A new birthing centre boasting three newly built and one newly refurbished birthing suites has been opened at Campbelltown Hospital, as part of the its $134 million redevelopment.

The birthing centre is located in the Birthing Unit, along with the hospital’s existing delivery suites, bringing the total number of beds to 11.

The new rooms offer a less clinical environment for women with low risk pregnancies who do not require an extended hospital stay.

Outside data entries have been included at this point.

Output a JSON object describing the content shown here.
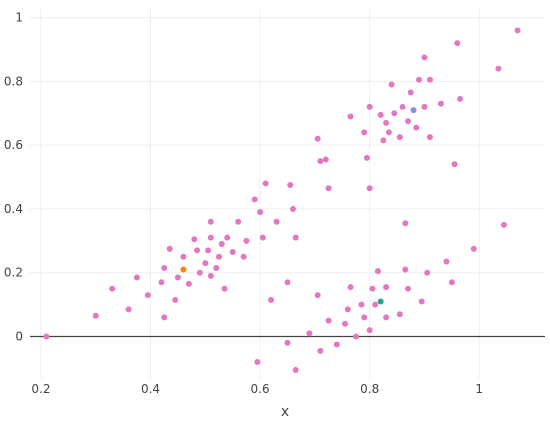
{
  "chart_data": {
    "type": "scatter",
    "title": "",
    "xlabel": "x",
    "ylabel": "",
    "xlim": [
      0.18,
      1.12
    ],
    "ylim": [
      -0.13,
      1.03
    ],
    "xticks": [
      0.2,
      0.4,
      0.6,
      0.8,
      1.0
    ],
    "xtick_labels": [
      "0.2",
      "0.4",
      "0.6",
      "0.8",
      "1"
    ],
    "yticks": [
      0,
      0.2,
      0.4,
      0.6,
      0.8,
      1.0
    ],
    "ytick_labels": [
      "0",
      "0.2",
      "0.4",
      "0.6",
      "0.8",
      "1"
    ],
    "grid": true,
    "zero_line": true,
    "legend": "none",
    "colors": {
      "main": "#e377c2",
      "orange": "#ff7f0e",
      "blue": "#8c8fd8",
      "green": "#2ca089",
      "grid": "#eeeeee",
      "zeroline": "#444444"
    },
    "series": [
      {
        "color": "#e377c2",
        "points": [
          [
            0.21,
            0.0
          ],
          [
            0.3,
            0.065
          ],
          [
            0.33,
            0.15
          ],
          [
            0.36,
            0.085
          ],
          [
            0.375,
            0.185
          ],
          [
            0.395,
            0.13
          ],
          [
            0.42,
            0.17
          ],
          [
            0.425,
            0.215
          ],
          [
            0.425,
            0.06
          ],
          [
            0.435,
            0.275
          ],
          [
            0.445,
            0.115
          ],
          [
            0.45,
            0.185
          ],
          [
            0.46,
            0.25
          ],
          [
            0.47,
            0.165
          ],
          [
            0.48,
            0.305
          ],
          [
            0.485,
            0.27
          ],
          [
            0.49,
            0.2
          ],
          [
            0.5,
            0.23
          ],
          [
            0.505,
            0.27
          ],
          [
            0.51,
            0.36
          ],
          [
            0.51,
            0.31
          ],
          [
            0.51,
            0.19
          ],
          [
            0.52,
            0.215
          ],
          [
            0.525,
            0.25
          ],
          [
            0.53,
            0.29
          ],
          [
            0.535,
            0.15
          ],
          [
            0.54,
            0.31
          ],
          [
            0.55,
            0.265
          ],
          [
            0.56,
            0.36
          ],
          [
            0.57,
            0.25
          ],
          [
            0.575,
            0.3
          ],
          [
            0.59,
            0.43
          ],
          [
            0.6,
            0.39
          ],
          [
            0.605,
            0.31
          ],
          [
            0.61,
            0.48
          ],
          [
            0.62,
            0.115
          ],
          [
            0.63,
            0.36
          ],
          [
            0.65,
            0.17
          ],
          [
            0.655,
            0.475
          ],
          [
            0.66,
            0.4
          ],
          [
            0.665,
            0.31
          ],
          [
            0.595,
            -0.08
          ],
          [
            0.65,
            -0.02
          ],
          [
            0.665,
            -0.105
          ],
          [
            0.69,
            0.01
          ],
          [
            0.705,
            0.62
          ],
          [
            0.705,
            0.13
          ],
          [
            0.71,
            0.55
          ],
          [
            0.71,
            -0.045
          ],
          [
            0.72,
            0.555
          ],
          [
            0.725,
            0.465
          ],
          [
            0.725,
            0.05
          ],
          [
            0.74,
            -0.025
          ],
          [
            0.755,
            0.04
          ],
          [
            0.76,
            0.085
          ],
          [
            0.765,
            0.155
          ],
          [
            0.765,
            0.69
          ],
          [
            0.775,
            0.0
          ],
          [
            0.785,
            0.1
          ],
          [
            0.79,
            0.06
          ],
          [
            0.79,
            0.64
          ],
          [
            0.795,
            0.56
          ],
          [
            0.8,
            0.72
          ],
          [
            0.8,
            0.465
          ],
          [
            0.8,
            0.02
          ],
          [
            0.805,
            0.15
          ],
          [
            0.81,
            0.1
          ],
          [
            0.815,
            0.205
          ],
          [
            0.82,
            0.695
          ],
          [
            0.825,
            0.615
          ],
          [
            0.83,
            0.67
          ],
          [
            0.83,
            0.155
          ],
          [
            0.83,
            0.06
          ],
          [
            0.835,
            0.64
          ],
          [
            0.84,
            0.79
          ],
          [
            0.845,
            0.7
          ],
          [
            0.855,
            0.625
          ],
          [
            0.855,
            0.07
          ],
          [
            0.86,
            0.72
          ],
          [
            0.865,
            0.355
          ],
          [
            0.865,
            0.21
          ],
          [
            0.87,
            0.15
          ],
          [
            0.87,
            0.675
          ],
          [
            0.875,
            0.765
          ],
          [
            0.885,
            0.655
          ],
          [
            0.89,
            0.805
          ],
          [
            0.895,
            0.11
          ],
          [
            0.9,
            0.875
          ],
          [
            0.9,
            0.72
          ],
          [
            0.905,
            0.2
          ],
          [
            0.91,
            0.805
          ],
          [
            0.91,
            0.625
          ],
          [
            0.93,
            0.73
          ],
          [
            0.94,
            0.235
          ],
          [
            0.95,
            0.17
          ],
          [
            0.955,
            0.54
          ],
          [
            0.96,
            0.92
          ],
          [
            0.965,
            0.745
          ],
          [
            0.99,
            0.275
          ],
          [
            1.035,
            0.84
          ],
          [
            1.045,
            0.35
          ],
          [
            1.07,
            0.96
          ]
        ]
      },
      {
        "color": "#ff7f0e",
        "points": [
          [
            0.46,
            0.21
          ]
        ]
      },
      {
        "color": "#8c8fd8",
        "points": [
          [
            0.88,
            0.71
          ]
        ]
      },
      {
        "color": "#2ca089",
        "points": [
          [
            0.82,
            0.11
          ]
        ]
      }
    ]
  }
}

The new suites offer birthing balls, a sound system for relaxing music, larger beds, lounge chairs, double headed showers and refrigerators for patients’ refreshments.

Two of the rooms also include a large pain relief birthing bath that is used to support more natural methods of pain relief prior to birth.

An additional two assessment beds have also been added to the Birthing Unit, bringing the total number to four.

Assessment beds are used to monitor a baby’s heart rate before it is born, monitor a woman’s contractions or to determine whether a mother is in labour.

Birthing Suite Nursing Unit Manager Caroline Bester said the new rooms were designed to offer mothers a more relaxed alternative to routine birthing suites.

“The rooms are for women who have had uncomplicated pregnancies and want to have their baby in a more natural, home-like environment,” Ms Bester said.

“Women in the Birthing Centre are cared for by midwives from both the Midwifery Group Practice and the Hospital’s Maternity Unit,” she said.

In the 2013/14 financial year, Campbelltown Hospital delivered more than 2,930 babies.

The number of babies born at Campbelltown Hospital is increasing, with 3,576 women projected to give birth each year at Campbelltown Hospital by 2022.